College Literature, Winter 2002 by Murdoch, H Adlai

The contemporary British novel had long been rife with colonial contexts and associations. Indeed, Britain, to all intents and purposes, led the continent in this regard, as Said points out: "Nearly everywhere in nineteenth- and early twentieth-century British and French culture we find allusions to the facts of empire, but perhaps nowhere with more regularity and frequency than in the British novel" (1993, 62).The link between home and away was indissoluble to the extent that issues of identity, property, and social progress in the metropole were largely predicated upon successful management and regulation overseas. As Said again reminds us, "the values associated with such higher things as ordination, law, and propriety must be grounded firmly in actual rule over and possession of territory. What assures the domestic tranquility and harmony of one is the productivity and regulated discipline of the other" (1993, 87). Thus the myriad colonialist tropes of Bronte's Jane Eyre (1847) provide telling examples of various metropolitan figures drawn on contemporary colonial practice, engendering a plausible pretext for the advancement of the novel's English setting that results in the ineluctable imbrication of both colonizer and colonized. As Margaret Cezair-Thompson puts it in her reading of jane Eyre, "As a colonialist text it plays an important role in the postcolonial literary tradition, bequeathing a legacy of marginality that the postcolonial writer and critic must come to terms with in the decolonization and reconstruction of national literatures" (n.d., 3). Indeed, most of the novel's major characters, including Rochester, his imprisoned wife Bertha, and even Jane herself are associated with colonialism and slavery. Rochester, while British by birth, lived in Jamaica, acquired a Jamaican wife during his sojourn, and made a fortune by trading in goods whose production was based on slave labor. The subliminal threat signified by these subtexts of colonialism and slavery extends to the complex framework of Rochester's secret marriage. As Said suggests, "Bertha Mason, Rochester's deranged wife in Jane Eyre, is a West Indian, and also a threatening presence, confined to an attic room" (1993, 62). It is of critical importance that Bertha, Rochester's mad, violent spouse, is a Caribbean Creole, and as we shall see, the necessary indeterminacy of her inscribed identity destabilizes the re-presentational subjectivity of Jane herself.
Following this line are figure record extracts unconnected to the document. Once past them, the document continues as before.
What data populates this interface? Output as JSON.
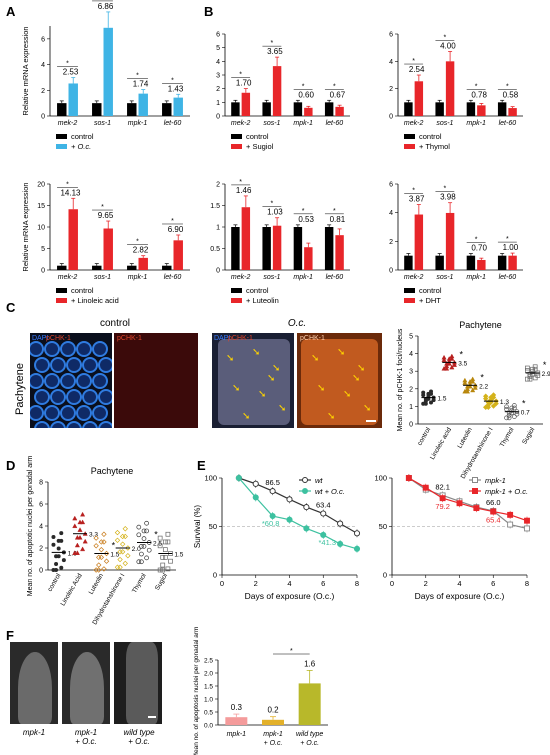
{
  "panel_letters": [
    "A",
    "B",
    "C",
    "D",
    "E",
    "F"
  ],
  "colors": {
    "black": "#000000",
    "blue": "#3fb4e5",
    "red": "#e8262a",
    "green": "#3dc1a0",
    "yellow": "#b8b82a",
    "pink": "#f49b9b",
    "gold": "#e3b12a"
  },
  "chart_data": [
    {
      "id": "A1",
      "type": "bar",
      "ylabel": "Relative mRNA expression",
      "ylim": [
        0,
        7
      ],
      "yticks": [
        0,
        2,
        4,
        6
      ],
      "categories": [
        "mek-2",
        "sos-1",
        "mpk-1",
        "let-60"
      ],
      "series": [
        {
          "name": "control",
          "values": [
            1.0,
            1.0,
            1.0,
            1.0
          ]
        },
        {
          "name": "+ O.c.",
          "values": [
            2.53,
            6.86,
            1.74,
            1.43
          ]
        }
      ],
      "labels": [
        "2.53",
        "6.86",
        "1.74",
        "1.43"
      ]
    },
    {
      "id": "B1",
      "type": "bar",
      "ylabel": "",
      "ylim": [
        0,
        6
      ],
      "yticks": [
        0,
        1,
        2,
        3,
        4,
        5,
        6
      ],
      "categories": [
        "mek-2",
        "sos-1",
        "mpk-1",
        "let-60"
      ],
      "series": [
        {
          "name": "control",
          "values": [
            1.0,
            1.0,
            1.0,
            1.0
          ]
        },
        {
          "name": "+ Sugiol",
          "values": [
            1.7,
            3.65,
            0.6,
            0.67
          ]
        }
      ],
      "labels": [
        "1.70",
        "3.65",
        "0.60",
        "0.67"
      ]
    },
    {
      "id": "B2",
      "type": "bar",
      "ylabel": "",
      "ylim": [
        0,
        6
      ],
      "yticks": [
        0,
        2,
        4,
        6
      ],
      "categories": [
        "mek-2",
        "sos-1",
        "mpk-1",
        "let-60"
      ],
      "series": [
        {
          "name": "control",
          "values": [
            1.0,
            1.0,
            1.0,
            1.0
          ]
        },
        {
          "name": "+ Thymol",
          "values": [
            2.54,
            4.0,
            0.78,
            0.58
          ]
        }
      ],
      "labels": [
        "2.54",
        "4.00",
        "0.78",
        "0.58"
      ]
    },
    {
      "id": "A2",
      "type": "bar",
      "ylabel": "Relative mRNA expression",
      "ylim": [
        0,
        20
      ],
      "yticks": [
        0,
        5,
        10,
        15,
        20
      ],
      "categories": [
        "mek-2",
        "sos-1",
        "mpk-1",
        "let-60"
      ],
      "series": [
        {
          "name": "control",
          "values": [
            1.0,
            1.0,
            1.0,
            1.0
          ]
        },
        {
          "name": "+ Linoleic acid",
          "values": [
            14.13,
            9.65,
            2.82,
            6.9
          ]
        }
      ],
      "labels": [
        "14.13",
        "9.65",
        "2.82",
        "6.90"
      ]
    },
    {
      "id": "B3",
      "type": "bar",
      "ylabel": "",
      "ylim": [
        0,
        2.0
      ],
      "yticks": [
        0.0,
        0.5,
        1.0,
        1.5,
        2.0
      ],
      "categories": [
        "mek-2",
        "sos-1",
        "mpk-1",
        "let-60"
      ],
      "series": [
        {
          "name": "control",
          "values": [
            1.0,
            1.0,
            1.0,
            1.0
          ]
        },
        {
          "name": "+ Luteolin",
          "values": [
            1.46,
            1.03,
            0.53,
            0.81
          ]
        }
      ],
      "labels": [
        "1.46",
        "1.03",
        "0.53",
        "0.81"
      ]
    },
    {
      "id": "B4",
      "type": "bar",
      "ylabel": "",
      "ylim": [
        0,
        6
      ],
      "yticks": [
        0,
        2,
        4,
        6
      ],
      "categories": [
        "mek-2",
        "sos-1",
        "mpk-1",
        "let-60"
      ],
      "series": [
        {
          "name": "control",
          "values": [
            1.0,
            1.0,
            1.0,
            1.0
          ]
        },
        {
          "name": "+ DHT",
          "values": [
            3.87,
            3.98,
            0.7,
            1.0
          ]
        }
      ],
      "labels": [
        "3.87",
        "3.98",
        "0.70",
        "1.00"
      ]
    },
    {
      "id": "C",
      "type": "scatter",
      "title": "Pachytene",
      "ylabel": "Mean no. of pCHK-1 foci/nucleus",
      "ylim": [
        0,
        5
      ],
      "yticks": [
        0,
        1,
        2,
        3,
        4,
        5
      ],
      "categories": [
        "control",
        "Linoleic acid",
        "Luteolin",
        "Dihydrotanshinone I",
        "Thymol",
        "Sugiol"
      ],
      "means": [
        1.5,
        3.5,
        2.2,
        1.3,
        0.7,
        2.9
      ],
      "labels": [
        "1.5",
        "3.5",
        "2.2",
        "1.3",
        "0.7",
        "2.9"
      ]
    },
    {
      "id": "D",
      "type": "scatter",
      "title": "Pachytene",
      "ylabel": "Mean no. of apoptotic nuclei per gonadal arm",
      "ylim": [
        0,
        8
      ],
      "yticks": [
        0,
        2,
        4,
        6,
        8
      ],
      "categories": [
        "control",
        "Linoleic Acid",
        "Luteolin",
        "Dihydrotanshinone I",
        "Thymol",
        "Sugiol"
      ],
      "means": [
        1.6,
        3.3,
        1.5,
        2.0,
        2.5,
        1.5
      ],
      "labels": [
        "1.6",
        "3.3",
        "1.5",
        "2.0",
        "2.5",
        "1.5"
      ]
    },
    {
      "id": "E1",
      "type": "line",
      "xlabel": "Days of exposure (O.c.)",
      "ylabel": "Survival (%)",
      "xlim": [
        0,
        8
      ],
      "ylim": [
        0,
        100
      ],
      "xticks": [
        0,
        2,
        4,
        6,
        8
      ],
      "yticks": [
        0,
        50,
        100
      ],
      "x": [
        1,
        2,
        3,
        4,
        5,
        6,
        7,
        8
      ],
      "series": [
        {
          "name": "wt",
          "values": [
            100,
            94,
            86.5,
            78,
            70,
            63.4,
            53,
            43
          ]
        },
        {
          "name": "wt + O.c.",
          "values": [
            100,
            80,
            60.8,
            57,
            48,
            41.3,
            32,
            27
          ]
        }
      ],
      "annotations": [
        "86.5",
        "63.4",
        "60.8",
        "41.3"
      ]
    },
    {
      "id": "E2",
      "type": "line",
      "xlabel": "Days of exposure (O.c.)",
      "ylabel": "",
      "xlim": [
        0,
        8
      ],
      "ylim": [
        0,
        100
      ],
      "xticks": [
        0,
        2,
        4,
        6,
        8
      ],
      "yticks": [
        0,
        50,
        100
      ],
      "x": [
        1,
        2,
        3,
        4,
        5,
        6,
        7,
        8
      ],
      "series": [
        {
          "name": "mpk-1",
          "values": [
            100,
            88,
            82.1,
            76,
            70,
            66.0,
            52,
            48
          ]
        },
        {
          "name": "mpk-1 + O.c.",
          "values": [
            100,
            90,
            79.2,
            74,
            69,
            65.4,
            62,
            56
          ]
        }
      ],
      "annotations": [
        "82.1",
        "79.2",
        "66.0",
        "65.4"
      ]
    },
    {
      "id": "F",
      "type": "bar",
      "ylabel": "Mean no. of apoptosis nuclei per gonadal arm",
      "ylim": [
        0,
        2.5
      ],
      "yticks": [
        0.0,
        0.5,
        1.0,
        1.5,
        2.0,
        2.5
      ],
      "categories": [
        "mpk-1",
        "mpk-1 + O.c.",
        "wild type + O.c."
      ],
      "values": [
        0.3,
        0.2,
        1.6
      ],
      "labels": [
        "0.3",
        "0.2",
        "1.6"
      ]
    }
  ],
  "panelC": {
    "control_title": "control",
    "oc_title": "O.c.",
    "row_label": "Pachytene",
    "channel_dapi": "DAPI",
    "channel_pchk": "pCHK-1"
  },
  "panelF": {
    "captions": [
      "mpk-1",
      "mpk-1\n+ O.c.",
      "wild type\n+ O.c."
    ]
  }
}
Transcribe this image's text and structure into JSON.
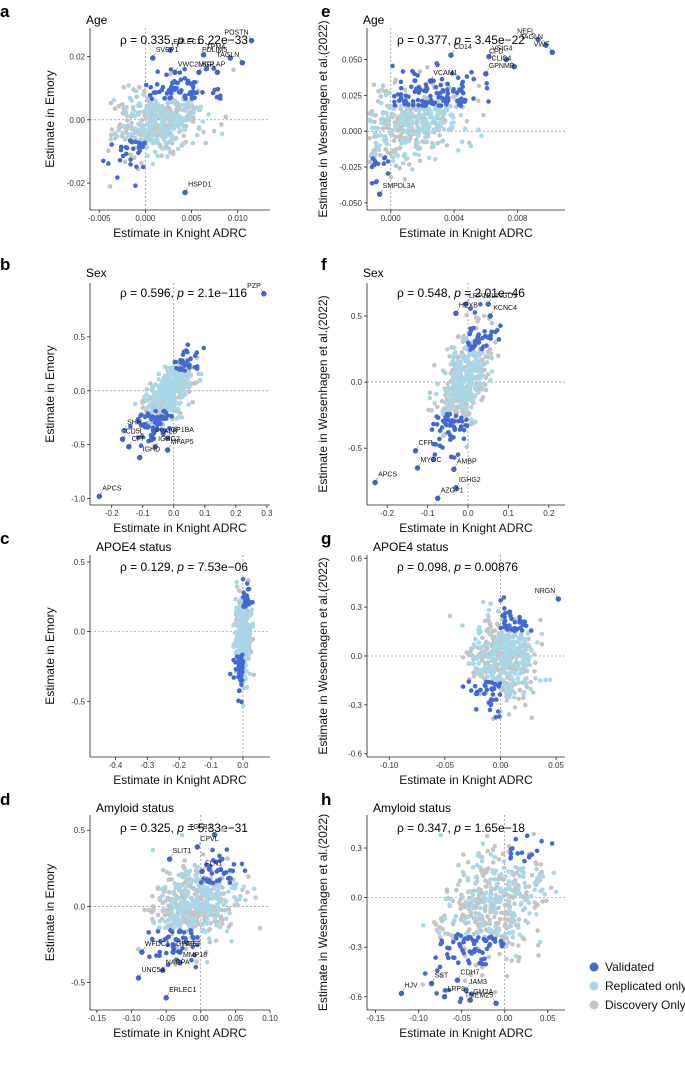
{
  "legend": [
    {
      "name": "Validated",
      "color": "#4169d4"
    },
    {
      "name": "Replicated only",
      "color": "#a8d8e8"
    },
    {
      "name": "Discovery Only",
      "color": "#c4c4c4"
    }
  ],
  "chart_data": [
    {
      "panel": "a",
      "type": "scatter",
      "title": "Age",
      "rho": "0.335",
      "p": "6.22e−33",
      "xlabel": "Estimate in Knight ADRC",
      "ylabel": "Estimate in Emory",
      "xlim": [
        -0.006,
        0.0135
      ],
      "ylim": [
        -0.0285,
        0.029
      ],
      "xticks": [
        -0.005,
        0.0,
        0.005,
        0.01
      ],
      "xtick_labels": [
        "-0.005",
        "0.000",
        "0.005",
        "0.010"
      ],
      "yticks": [
        -0.02,
        0.0,
        0.02
      ],
      "ytick_labels": [
        "-0.02",
        "0.00",
        "0.02"
      ],
      "cloud": {
        "sx": 0.0025,
        "sy": 0.006,
        "rho": 0.4,
        "dx": 0.0015,
        "dy": 0.0
      },
      "genes": [
        {
          "name": "POSTN",
          "x": 0.0115,
          "y": 0.025
        },
        {
          "name": "ERLEC1",
          "x": 0.0027,
          "y": 0.022
        },
        {
          "name": "TPM4",
          "x": 0.0063,
          "y": 0.0205
        },
        {
          "name": "SVEP1",
          "x": 0.0008,
          "y": 0.0195
        },
        {
          "name": "PDLIM5",
          "x": 0.0092,
          "y": 0.0195
        },
        {
          "name": "VWC2L",
          "x": 0.0032,
          "y": 0.015
        },
        {
          "name": "BGLAP",
          "x": 0.0058,
          "y": 0.015
        },
        {
          "name": "MGP",
          "x": 0.0078,
          "y": 0.015
        },
        {
          "name": "TAGLN",
          "x": 0.0105,
          "y": 0.018
        },
        {
          "name": "HSPD1",
          "x": 0.0043,
          "y": -0.023
        }
      ]
    },
    {
      "panel": "b",
      "type": "scatter",
      "title": "Sex",
      "rho": "0.596",
      "p": "2.1e−116",
      "xlabel": "Estimate in Knight ADRC",
      "ylabel": "Estimate in Emory",
      "xlim": [
        -0.27,
        0.31
      ],
      "ylim": [
        -1.06,
        1.0
      ],
      "xticks": [
        -0.2,
        -0.1,
        0.0,
        0.1,
        0.2,
        0.3
      ],
      "xtick_labels": [
        "-0.2",
        "-0.1",
        "0.0",
        "0.1",
        "0.2",
        "0.3"
      ],
      "yticks": [
        -1.0,
        -0.5,
        0.0,
        0.5
      ],
      "ytick_labels": [
        "-1.0",
        "-0.5",
        "0.0",
        "0.5"
      ],
      "cloud": {
        "sx": 0.04,
        "sy": 0.17,
        "rho": 0.65,
        "dx": -0.02,
        "dy": -0.05
      },
      "genes": [
        {
          "name": "PZP",
          "x": 0.29,
          "y": 0.9
        },
        {
          "name": "SHH",
          "x": -0.16,
          "y": -0.37
        },
        {
          "name": "PVALB",
          "x": -0.07,
          "y": -0.45
        },
        {
          "name": "GP1BA",
          "x": -0.02,
          "y": -0.44
        },
        {
          "name": "CD5L",
          "x": -0.165,
          "y": -0.45
        },
        {
          "name": "CFP",
          "x": -0.145,
          "y": -0.52
        },
        {
          "name": "IGHG2",
          "x": -0.06,
          "y": -0.52
        },
        {
          "name": "MFAP5",
          "x": -0.02,
          "y": -0.55
        },
        {
          "name": "IGHD",
          "x": -0.11,
          "y": -0.62
        },
        {
          "name": "APCS",
          "x": -0.24,
          "y": -0.98
        }
      ]
    },
    {
      "panel": "c",
      "type": "scatter",
      "title": "APOE4 status",
      "rho": "0.129",
      "p": "7.53e−06",
      "xlabel": "Estimate in Knight ADRC",
      "ylabel": "Estimate in Emory",
      "xlim": [
        -0.48,
        0.085
      ],
      "ylim": [
        -0.9,
        0.55
      ],
      "xticks": [
        -0.4,
        -0.3,
        -0.2,
        -0.1,
        0.0
      ],
      "xtick_labels": [
        "-0.4",
        "-0.3",
        "-0.2",
        "-0.1",
        "0.0"
      ],
      "yticks": [
        -0.5,
        0.0,
        0.5
      ],
      "ytick_labels": [
        "-0.5",
        "0.0",
        "0.5"
      ],
      "cloud": {
        "sx": 0.012,
        "sy": 0.15,
        "rho": 0.1,
        "dx": 0.0,
        "dy": -0.03
      },
      "genes": []
    },
    {
      "panel": "d",
      "type": "scatter",
      "title": "Amyloid status",
      "rho": "0.325",
      "p": "5.33e−31",
      "xlabel": "Estimate in Knight ADRC",
      "ylabel": "Estimate in Emory",
      "xlim": [
        -0.16,
        0.1
      ],
      "ylim": [
        -0.68,
        0.6
      ],
      "xticks": [
        -0.15,
        -0.1,
        -0.05,
        0.0,
        0.05,
        0.1
      ],
      "xtick_labels": [
        "-0.15",
        "-0.10",
        "-0.05",
        "0.00",
        "0.05",
        "0.10"
      ],
      "yticks": [
        -0.5,
        0.0,
        0.5
      ],
      "ytick_labels": [
        "-0.5",
        "0.0",
        "0.5"
      ],
      "cloud": {
        "sx": 0.03,
        "sy": 0.14,
        "rho": 0.35,
        "dx": -0.01,
        "dy": 0.0
      },
      "genes": [
        {
          "name": "TGFB2",
          "x": 0.02,
          "y": 0.47
        },
        {
          "name": "CPVL",
          "x": -0.005,
          "y": 0.39
        },
        {
          "name": "SLIT1",
          "x": -0.045,
          "y": 0.31
        },
        {
          "name": "FLN1",
          "x": 0.002,
          "y": 0.23
        },
        {
          "name": "WFDC1",
          "x": -0.085,
          "y": -0.3
        },
        {
          "name": "GFAP",
          "x": -0.04,
          "y": -0.3
        },
        {
          "name": "NFE2",
          "x": -0.03,
          "y": -0.3
        },
        {
          "name": "MMP18",
          "x": -0.03,
          "y": -0.37
        },
        {
          "name": "NAGPA",
          "x": -0.055,
          "y": -0.42
        },
        {
          "name": "UNC5A",
          "x": -0.09,
          "y": -0.47
        },
        {
          "name": "ERLEC1",
          "x": -0.05,
          "y": -0.6
        }
      ]
    },
    {
      "panel": "e",
      "type": "scatter",
      "title": "Age",
      "rho": "0.377",
      "p": "3.45e−22",
      "xlabel": "Estimate in Knight ADRC",
      "ylabel": "Estimate in Wesenhagen et al.(2022)",
      "xlim": [
        -0.0015,
        0.011
      ],
      "ylim": [
        -0.055,
        0.072
      ],
      "xticks": [
        0.0,
        0.004,
        0.008
      ],
      "xtick_labels": [
        "0.000",
        "0.004",
        "0.008"
      ],
      "yticks": [
        -0.05,
        -0.025,
        0.0,
        0.025,
        0.05
      ],
      "ytick_labels": [
        "-0.050",
        "-0.025",
        "0.000",
        "0.025",
        "0.050"
      ],
      "cloud": {
        "sx": 0.0018,
        "sy": 0.016,
        "rho": 0.45,
        "dx": 0.0015,
        "dy": 0.008
      },
      "genes": [
        {
          "name": "NEFL",
          "x": 0.0093,
          "y": 0.064
        },
        {
          "name": "TAGLN",
          "x": 0.0098,
          "y": 0.06
        },
        {
          "name": "VWF",
          "x": 0.0102,
          "y": 0.055
        },
        {
          "name": "CD14",
          "x": 0.0038,
          "y": 0.053
        },
        {
          "name": "VSIG4",
          "x": 0.0062,
          "y": 0.052
        },
        {
          "name": "CFD",
          "x": 0.0073,
          "y": 0.05
        },
        {
          "name": "CLIC4",
          "x": 0.0078,
          "y": 0.045
        },
        {
          "name": "VCAM1",
          "x": 0.0025,
          "y": 0.035
        },
        {
          "name": "GPNMB",
          "x": 0.006,
          "y": 0.04
        },
        {
          "name": "SMPDL3A",
          "x": -0.0007,
          "y": -0.044
        }
      ]
    },
    {
      "panel": "f",
      "type": "scatter",
      "title": "Sex",
      "rho": "0.548",
      "p": "2.01e−46",
      "xlabel": "Estimate in Knight ADRC",
      "ylabel": "Estimate in Wesenhagen et al.(2022)",
      "xlim": [
        -0.25,
        0.24
      ],
      "ylim": [
        -0.93,
        0.75
      ],
      "xticks": [
        -0.2,
        -0.1,
        0.0,
        0.1,
        0.2
      ],
      "xtick_labels": [
        "-0.2",
        "-0.1",
        "0.0",
        "0.1",
        "0.2"
      ],
      "yticks": [
        -0.5,
        0.0,
        0.5
      ],
      "ytick_labels": [
        "-0.5",
        "0.0",
        "0.5"
      ],
      "cloud": {
        "sx": 0.035,
        "sy": 0.22,
        "rho": 0.6,
        "dx": -0.01,
        "dy": 0.0
      },
      "genes": [
        {
          "name": "LRP1B",
          "x": -0.005,
          "y": 0.59
        },
        {
          "name": "LINGO1",
          "x": 0.05,
          "y": 0.59
        },
        {
          "name": "HEXB",
          "x": -0.03,
          "y": 0.52
        },
        {
          "name": "KCNC4",
          "x": 0.055,
          "y": 0.5
        },
        {
          "name": "CFP",
          "x": -0.13,
          "y": -0.52
        },
        {
          "name": "AMBP",
          "x": -0.035,
          "y": -0.66
        },
        {
          "name": "MYOC",
          "x": -0.125,
          "y": -0.65
        },
        {
          "name": "APCS",
          "x": -0.23,
          "y": -0.76
        },
        {
          "name": "IGHG2",
          "x": -0.03,
          "y": -0.8
        },
        {
          "name": "AZGP1",
          "x": -0.075,
          "y": -0.88
        }
      ]
    },
    {
      "panel": "g",
      "type": "scatter",
      "title": "APOE4 status",
      "rho": "0.098",
      "p": "0.00876",
      "xlabel": "Estimate in Knight ADRC",
      "ylabel": "Estimate in Wesenhagen et al.(2022)",
      "xlim": [
        -0.12,
        0.058
      ],
      "ylim": [
        -0.62,
        0.62
      ],
      "xticks": [
        -0.1,
        -0.05,
        0.0,
        0.05
      ],
      "xtick_labels": [
        "-0.10",
        "-0.05",
        "0.00",
        "0.05"
      ],
      "yticks": [
        -0.6,
        -0.3,
        0.0,
        0.3,
        0.6
      ],
      "ytick_labels": [
        "-0.6",
        "-0.3",
        "0.0",
        "0.3",
        "0.6"
      ],
      "cloud": {
        "sx": 0.014,
        "sy": 0.14,
        "rho": 0.1,
        "dx": 0.002,
        "dy": 0.0
      },
      "genes": [
        {
          "name": "NRGN",
          "x": 0.052,
          "y": 0.35
        }
      ]
    },
    {
      "panel": "h",
      "type": "scatter",
      "title": "Amyloid status",
      "rho": "0.347",
      "p": "1.65e−18",
      "xlabel": "Estimate in Knight ADRC",
      "ylabel": "Estimate in Wesenhagen et al.(2022)",
      "xlim": [
        -0.16,
        0.07
      ],
      "ylim": [
        -0.68,
        0.5
      ],
      "xticks": [
        -0.15,
        -0.1,
        -0.05,
        0.0,
        0.05
      ],
      "xtick_labels": [
        "-0.15",
        "-0.10",
        "-0.05",
        "0.00",
        "0.05"
      ],
      "yticks": [
        -0.6,
        -0.3,
        0.0,
        0.3
      ],
      "ytick_labels": [
        "-0.6",
        "-0.3",
        "0.0",
        "0.3"
      ],
      "cloud": {
        "sx": 0.03,
        "sy": 0.2,
        "rho": 0.45,
        "dx": -0.015,
        "dy": -0.08
      },
      "genes": [
        {
          "name": "CDH7",
          "x": -0.055,
          "y": -0.5
        },
        {
          "name": "SST",
          "x": -0.085,
          "y": -0.52
        },
        {
          "name": "JAM3",
          "x": -0.045,
          "y": -0.56
        },
        {
          "name": "HJV",
          "x": -0.12,
          "y": -0.58
        },
        {
          "name": "LRP8",
          "x": -0.07,
          "y": -0.6
        },
        {
          "name": "GM2A",
          "x": -0.04,
          "y": -0.62
        },
        {
          "name": "TMEM25",
          "x": -0.01,
          "y": -0.64
        }
      ]
    }
  ]
}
This inscription of Antoinette (Bertha) Mason as a Caribbean Creole is elaborated and interrogated in Jean Rhys' inter-textual Wide Sargasso Sea (1966). Purporting to be the untold story of Bertha Mason's life prior to her marginal appearance in Jane Eyre, this "prequel" to Bronte's text deliberately destabilizes received, supposedly singular notions of "colonizer," "colonized," and "Creole" as they were used in nineteenth-century British prose. By revealing and underlining the doubleness and instability in contemporary conceptions of social relations and "racial" categories, Rhys undermines key notions of knowing and perception, principally, in Judith Raiskin's words, "by insisting on the fluidity of the categories and of the power relations inscribed in them" (1996,102). Concentrating on the shifting trope of Bertha's Caribbean Creole heritage, Raiskin shows that the term creole itself, and particularly its contemporary shifts in meaning from "white, native West Indian" to "'colored' native of mixed racial origin" (97), allowed Rhys to mine its critical implications of instability, undoing the binary opposition of self and Other upon which the Victorian novelistic tradition was largely based, as well as its concurrent notions of definitive social and cultural division.